Why Would Chicago Host an International Festival of Puppet Theater?

Before 1912, the term “Puppeteer” did not exist in the English language.  Ellen von Volkenburg a director with the Chicago Little Theatre housed in the Fine Arts Building on Michigan Avenue, needed a program credit for the actors she had trained to manipulate marionettes while speaking the text of Shakespeare’s A Midsummer’s Nights Dream. Puppet artists to that day were called “showmen”, as the art form was mostly associated with sideshows and circuses.

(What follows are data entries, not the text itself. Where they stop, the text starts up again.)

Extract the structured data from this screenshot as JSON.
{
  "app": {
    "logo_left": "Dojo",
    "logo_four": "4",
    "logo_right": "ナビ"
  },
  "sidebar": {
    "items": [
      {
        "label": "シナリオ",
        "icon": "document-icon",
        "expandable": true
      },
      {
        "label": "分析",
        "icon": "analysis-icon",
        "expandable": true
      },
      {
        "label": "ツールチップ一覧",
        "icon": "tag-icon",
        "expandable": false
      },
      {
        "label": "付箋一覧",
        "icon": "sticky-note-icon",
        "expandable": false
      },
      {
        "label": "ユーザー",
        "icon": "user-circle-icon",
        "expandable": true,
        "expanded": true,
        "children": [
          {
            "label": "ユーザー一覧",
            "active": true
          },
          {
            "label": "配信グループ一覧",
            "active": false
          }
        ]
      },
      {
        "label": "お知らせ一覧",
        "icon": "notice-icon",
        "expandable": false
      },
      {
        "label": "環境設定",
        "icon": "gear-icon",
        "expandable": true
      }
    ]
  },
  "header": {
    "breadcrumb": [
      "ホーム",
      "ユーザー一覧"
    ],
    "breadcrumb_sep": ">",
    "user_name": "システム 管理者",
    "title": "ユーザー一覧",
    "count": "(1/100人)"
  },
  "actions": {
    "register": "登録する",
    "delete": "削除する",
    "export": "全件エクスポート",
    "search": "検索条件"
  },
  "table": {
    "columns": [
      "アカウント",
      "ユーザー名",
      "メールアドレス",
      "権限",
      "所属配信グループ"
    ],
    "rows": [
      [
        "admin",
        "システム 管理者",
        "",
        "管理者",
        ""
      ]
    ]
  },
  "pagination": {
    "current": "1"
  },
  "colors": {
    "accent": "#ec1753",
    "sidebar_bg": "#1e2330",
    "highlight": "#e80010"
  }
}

Von Volkenberg coined this word at the dawn of the movement in puppetry that has brought us to the rich art form that is practiced today. Chicago is unique in that has a substantial local theater audience that not only attends performances but supports innovative and new theater. Puppetry is active in American theater today, frequently employed in musicals and dramas as a sign of the renaissance for the art of puppetry. Chicago is ripe to be positioned as a leader in this renaissance. We have seen the cultivation of such companies as the nationally unique Redmoon, whose language of spectacle is born out of puppetry as well as the intimate Manual Cinema, whose shadow puppet innovations have earned them top awards at national puppetry festivals.

Chicago’s History as the Home of Festivals of Dramatic and Puppet Theater

The new Chicago International Puppet Theater Festival is a direct descendent of three previous festivals from our recent past. First, the Chicago International Theatre Festival presented a decade of performances and transformed the landscape of the Chicago theater scene  from 1986–1994. Chicago audiences have felt its absence for 20 years now, and our Festival aims to fill this void. Second, a four-day international puppet festival was hosted by The School of the Art Institute of Chicago and Performing Arts Chicago in 2000 and co-curated by Susan Lipmann and Blair Thomas. Third and most significant, Puppetropolis—presented by the City of Chicago’s Department of Cultural Affairs and the Mayor’s Office of Special Events—spanned 10 days and many venues throughout the city in 2001. Puppetropolis brought together 30 companies and reached 500,000 audience members, benefiting from the immense support of local presenters including the Chicago Park District, The Field Museum, the Museum of Contemporary Art, Performing Arts Chicago, Redmoon Theater, the School of the Art Institute of Chicago, Lookingglass Theatre Company, The Actors Gymnasium, and Sears on State. Puppetropolis proved a puppet festival’s viability through sponsorship from United Airlines, the Illinois Office of Tourism and the National Endowment for the Arts. Claire Geall Sutton, our 2015 Managing Director, was integrally involved in the programming for Puppetropolis, and Blair Thomas curated special programming as well.